🤖 AI Summary
This work addresses the challenges in near-field channel estimation for extremely large-scale antenna arrays, where the absence of environmental priors and the coexistence of static and dynamic multipath components complicate accurate modeling. To tackle this, the paper integrates Channel Knowledge Maps (CKM) with Integrated Sensing and Communication (ISAC) techniques, introducing a Virtual Object Map (VOM) to characterize static multipath reflections and leveraging monostatic radar sensing to capture dynamic target information. A sensing-aided channel training protocol is devised to enable joint estimation of both static and dynamic multipath components. Experimental results demonstrate that the proposed approach significantly outperforms conventional methods in terms of channel estimation accuracy and achievable rate. The core innovation lies in the VOM representation and the synergistic near-field channel modeling framework that unifies sensing and communication.
📝 Abstract
This paper proposes an environment-aware near-field channel estimation framework for integrated sensing and communication (ISAC) systems equipped with extremely large-scale antenna arrays (ELAAs).
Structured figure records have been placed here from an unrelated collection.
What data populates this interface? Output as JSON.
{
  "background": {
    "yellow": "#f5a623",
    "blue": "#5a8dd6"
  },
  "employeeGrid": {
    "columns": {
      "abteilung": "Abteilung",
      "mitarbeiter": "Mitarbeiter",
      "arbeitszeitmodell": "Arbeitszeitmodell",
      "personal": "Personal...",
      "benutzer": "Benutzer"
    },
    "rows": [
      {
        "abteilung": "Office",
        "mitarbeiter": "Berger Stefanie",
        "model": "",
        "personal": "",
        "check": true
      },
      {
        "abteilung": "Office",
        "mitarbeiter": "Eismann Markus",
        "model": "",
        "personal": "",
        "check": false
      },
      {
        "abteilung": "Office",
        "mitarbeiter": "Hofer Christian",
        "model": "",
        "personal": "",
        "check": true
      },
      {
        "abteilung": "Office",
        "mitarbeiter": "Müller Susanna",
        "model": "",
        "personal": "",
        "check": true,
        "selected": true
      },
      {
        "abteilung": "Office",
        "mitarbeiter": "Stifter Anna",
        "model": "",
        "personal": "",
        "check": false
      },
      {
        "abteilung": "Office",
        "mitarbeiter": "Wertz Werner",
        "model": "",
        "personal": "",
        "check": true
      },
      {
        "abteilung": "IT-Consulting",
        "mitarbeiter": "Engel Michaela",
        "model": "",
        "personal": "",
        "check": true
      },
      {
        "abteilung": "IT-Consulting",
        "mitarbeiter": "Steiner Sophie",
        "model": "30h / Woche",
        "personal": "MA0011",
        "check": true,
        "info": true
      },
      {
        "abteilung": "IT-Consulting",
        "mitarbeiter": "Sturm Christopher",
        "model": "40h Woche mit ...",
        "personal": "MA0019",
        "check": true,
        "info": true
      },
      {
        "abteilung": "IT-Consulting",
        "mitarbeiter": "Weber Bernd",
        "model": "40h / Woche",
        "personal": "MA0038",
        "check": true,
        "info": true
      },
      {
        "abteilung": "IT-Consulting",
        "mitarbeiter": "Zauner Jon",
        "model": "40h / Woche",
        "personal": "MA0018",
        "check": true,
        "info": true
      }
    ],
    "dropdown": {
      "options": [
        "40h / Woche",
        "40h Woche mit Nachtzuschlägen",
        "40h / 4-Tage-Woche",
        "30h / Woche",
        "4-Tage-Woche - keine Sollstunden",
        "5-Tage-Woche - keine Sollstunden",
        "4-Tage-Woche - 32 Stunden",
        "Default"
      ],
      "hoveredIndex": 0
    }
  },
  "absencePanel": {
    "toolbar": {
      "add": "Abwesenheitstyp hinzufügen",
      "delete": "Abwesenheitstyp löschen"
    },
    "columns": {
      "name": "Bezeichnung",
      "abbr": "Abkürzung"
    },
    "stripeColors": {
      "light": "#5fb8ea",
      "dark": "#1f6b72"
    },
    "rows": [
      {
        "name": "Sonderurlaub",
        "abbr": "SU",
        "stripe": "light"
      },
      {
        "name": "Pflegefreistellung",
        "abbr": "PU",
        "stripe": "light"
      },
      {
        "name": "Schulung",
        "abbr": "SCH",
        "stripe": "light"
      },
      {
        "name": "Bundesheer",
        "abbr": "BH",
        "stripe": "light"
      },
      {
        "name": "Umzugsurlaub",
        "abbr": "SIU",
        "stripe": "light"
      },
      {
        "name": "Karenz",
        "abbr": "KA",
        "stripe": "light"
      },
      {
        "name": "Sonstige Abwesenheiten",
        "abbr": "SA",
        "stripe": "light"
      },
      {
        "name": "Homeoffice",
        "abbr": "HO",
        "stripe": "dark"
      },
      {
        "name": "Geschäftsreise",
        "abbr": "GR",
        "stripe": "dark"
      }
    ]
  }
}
The proposed framework jointly exploits channel knowledge maps (CKMs) and ISAC to obtain a priori information on static and dynamic environmental features for facilitating channel estimation. In particular, we propose a novel CKM representation, termed the virtual object map (VOM), which stores the locations of virtual environment objects (EOs) to characterize the dominant multipath components (MPCs) induced by static physical EOs. In addition, we design a sensing-assisted channel training protocol, in which the ISAC-enabled base station (BS) transmits downlink pilots while simultaneously collecting monostatic echoes for sensing dynamic targets in the environment, and the user equipment (UE) feeds back a quantized version of its received pilot observation. Based on the VOM prior and the sensed dynamic information, the BS jointly estimates the coefficients of the static and dynamic MPCs to recover the near-field channel. Numerical results demonstrate that the proposed joint VOM- and sensing-aided channel estimation scheme significantly outperforms conventional schemes without VOM-based priors and/or dynamic sensing in terms of both channel estimation accuracy and achievable rate.